Let me tell you something else. Everything we know about ancient Mesopotamia today is based on about 150,000 to 200,000 objects. What they've taken in those two years is four times more than the amount we have, that has been expertly taken out by archaeologists and studied in detail. That means everything we know times four we could've known. But this material is gone, it's lost forever.
Now, the thing that I want to emphasize, I'm sure it’s occurred to some of you and I'm sure you're thinking of this, and again I don't want to be the bearer of bad news, but I am afraid that I have to be. You might be sitting there thinking, "Why don't we mount an international effort to reclaim all of these archaeological sites. Let's get everyone of these cuneiform tablets and cylinder seals and so on back, and then we can study them and understand them and then we can regain our knowledge of ancient Mesopotamia."
I wish that that were true and that that were possible. But the problem is when an archaeological relic is taken out of the ground, inexpertly and unscientifically it loses about 90% of its scientific value. That means it loses two really important things to the science of archeology. These things are context and association.
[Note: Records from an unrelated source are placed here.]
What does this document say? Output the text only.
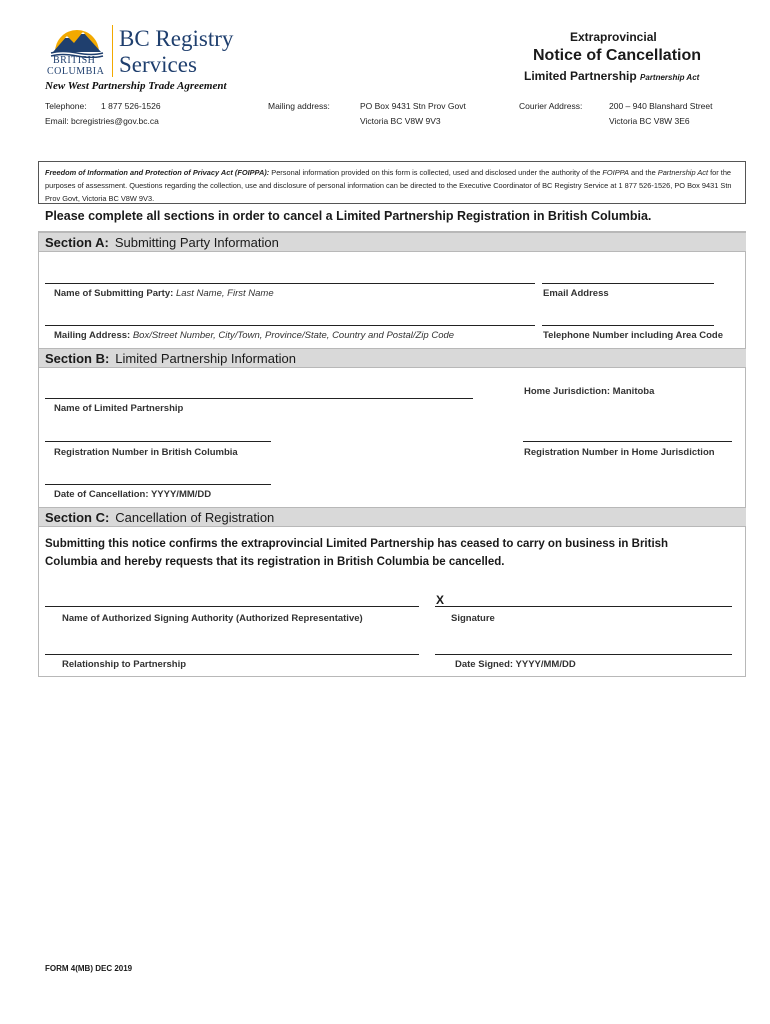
BRITISH
COLUMBIA
BC Registry
Services
New West Partnership Trade Agreement
Extraprovincial
Notice of Cancellation
Limited Partnership Partnership Act
Telephone: 1 877 526-1526
Email: bcregistries@gov.bc.ca
Mailing address:	PO Box 9431 Stn Prov Govt
Victoria BC V8W 9V3
Courier Address:	200 – 940 Blanshard Street
Victoria BC V8W 3E6
Freedom of Information and Protection of Privacy Act (FOIPPA): Personal information provided on this form is collected, used and disclosed under the authority of the FOIPPA and the Partnership Act for the purposes of assessment. Questions regarding the collection, use and disclosure of personal information can be directed to the Executive Coordinator of BC Registry Service at 1 877 526-1526, PO Box 9431 Stn Prov Govt, Victoria BC V8W 9V3.
Please complete all sections in order to cancel a Limited Partnership Registration in British Columbia.
Section A: Submitting Party Information
Name of Submitting Party: Last Name, First Name	Email Address
Mailing Address: Box/Street Number, City/Town, Province/State, Country and Postal/Zip Code	Telephone Number including Area Code
Section B: Limited Partnership Information
Home Jurisdiction: Manitoba
Name of Limited Partnership
Registration Number in British Columbia	Registration Number in Home Jurisdiction
Date of Cancellation: YYYY/MM/DD
Section C: Cancellation of Registration
Submitting this notice confirms the extraprovincial Limited Partnership has ceased to carry on business in British Columbia and hereby requests that its registration in British Columbia be cancelled.
X
Name of Authorized Signing Authority (Authorized Representative)	Signature
Relationship to Partnership	Date Signed: YYYY/MM/DD
FORM 4(MB) DEC 2019
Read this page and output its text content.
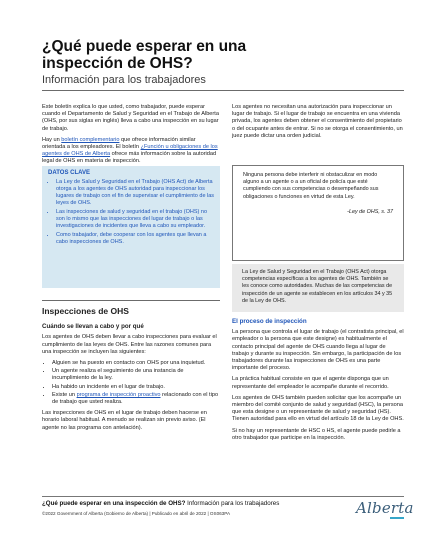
¿Qué puede esperar en una
inspección de OHS?
Información para los trabajadores

Este boletín explica lo que usted, como trabajador, puede esperar cuando el Departamento de Salud y Seguridad en el Trabajo de Alberta (OHS, por sus siglas en inglés) lleva a cabo una inspección en su lugar de trabajo.

Hay un boletín complementario que ofrece información similar orientada a los empleadores. El boletín ¿Función u obligaciones de los agentes de OHS de Alberta ofrece más información sobre la autoridad legal de OHS en materia de inspección.

DATOS CLAVE
• La Ley de Salud y Seguridad en el Trabajo (OHS Act) de Alberta otorga a los agentes de OHS autoridad para inspeccionar los lugares de trabajo con el fin de supervisar el cumplimiento de las leyes de OHS.
• Las inspecciones de salud y seguridad en el trabajo (OHS) no son lo mismo que las inspecciones del lugar de trabajo o las investigaciones de incidentes que lleva a cabo su empleador.
• Como trabajador, debe cooperar con los agentes que llevan a cabo inspecciones de OHS.

Los agentes no necesitan una autorización para inspeccionar un lugar de trabajo. Si el lugar de trabajo se encuentra en una vivienda privada, los agentes deben obtener el consentimiento del propietario o del ocupante antes de entrar. Si no se otorga el consentimiento, un juez puede dictar una orden judicial.

Ninguna persona debe interferir ni obstaculizar en modo alguno a un agente o a un oficial de policía que esté cumpliendo con sus competencias o desempeñando sus obligaciones o funciones en virtud de esta Ley.
-Ley de OHS, s. 37
La Ley de Salud y Seguridad en el Trabajo (OHS Act) otorga competencias específicas a los agentes de OHS. También se les conoce como autoridades. Muchas de las competencias de inspección de un agente se establecen en los artículos 34 y 35 de la Ley de OHS.

Inspecciones de OHS

Cuándo se llevan a cabo y por qué

Los agentes de OHS deben llevar a cabo inspecciones para evaluar el cumplimiento de las leyes de OHS. Entre las razones comunes para una inspección se incluyen las siguientes:

• Alguien se ha puesto en contacto con OHS por una inquietud.
• Un agente realiza el seguimiento de una instancia de incumplimiento de la ley.
• Ha habido un incidente en el lugar de trabajo.
• Existe un programa de inspección proactivo relacionado con el tipo de trabajo que usted realiza.

Las inspecciones de OHS en el lugar de trabajo deben hacerse en horario laboral habitual. A menudo se realizan sin previo aviso. (El agente no las programa con antelación).

El proceso de inspección

La persona que controla el lugar de trabajo (el contratista principal, el empleador o la persona que este designe) es habitualmente el contacto principal del agente de OHS cuando llega al lugar de trabajo y durante su inspección. Sin embargo, la participación de los trabajadores durante las inspecciones de OHS es una parte importante del proceso.

La práctica habitual consiste en que el agente disponga que un representante del empleador le acompañe durante el recorrido.

Los agentes de OHS también pueden solicitar que los acompañe un miembro del comité conjunto de salud y seguridad (HSC), la persona que esta designe o un representante de salud y seguridad (HS). Tienen autoridad para ello en virtud del artículo 18 de la Ley de OHS.

Si no hay un representante de HSC o HS, el agente puede pedirle a otro trabajador que participe en la inspección.

¿Qué puede esperar en una inspección de OHS? Información para los trabajadores
©2022 Government of Alberta (Gobierno de Alberta) | Publicado en abril de 2022 | OS063PA	Alberta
Now let me show you a very important quote. This quote, this is my final quote. I know I'm boring you to death with quotes, but this is the last one for the evening. This is from Gil Stein, who is the director of the Oriental Institute at the University of Chicago. I know him. He's an excellent scholar and archaeologist. This is going to help you put this into context, I think, he says "Taken together, context and association are the most powerful scientific tools we can use to reconstruct how an ancient civilization developed and functioned.
Once an artifact has been ripped from the ground by looters, that fragile and priceless information on context and association is irrevocably lost and with it is one more piece of the record on how we as human beings developed the world's first cities, first literature, and the arts of civilization."
Thank you very much for your time and for your attention this evening. I hope what I had to say was of interest and of value. Again, I apologize you're all going to be very depressed for the rest of the evening. Go home and watch "Big Brother" or "Master Chef" or something and lighten your mood. I have as I said some papers here if anybody's interested to find out more. I'm happy to talk or to be in touch via email. I'm in fact going to Iraq very soon to do some assessments of some historic sites there.
I'm involved in a much bigger and broader project that I haven't had time to go into tonight. Thank you once again to the Melbourne Museum for inviting me to be part of the lecture. It's been a real privilege and have a great evening.
Adrienne: I would like you to all put your hands together and thank Benjamin again. Thank you very much for coming along. It's lovely to see you. Have a lovely evening. Good night.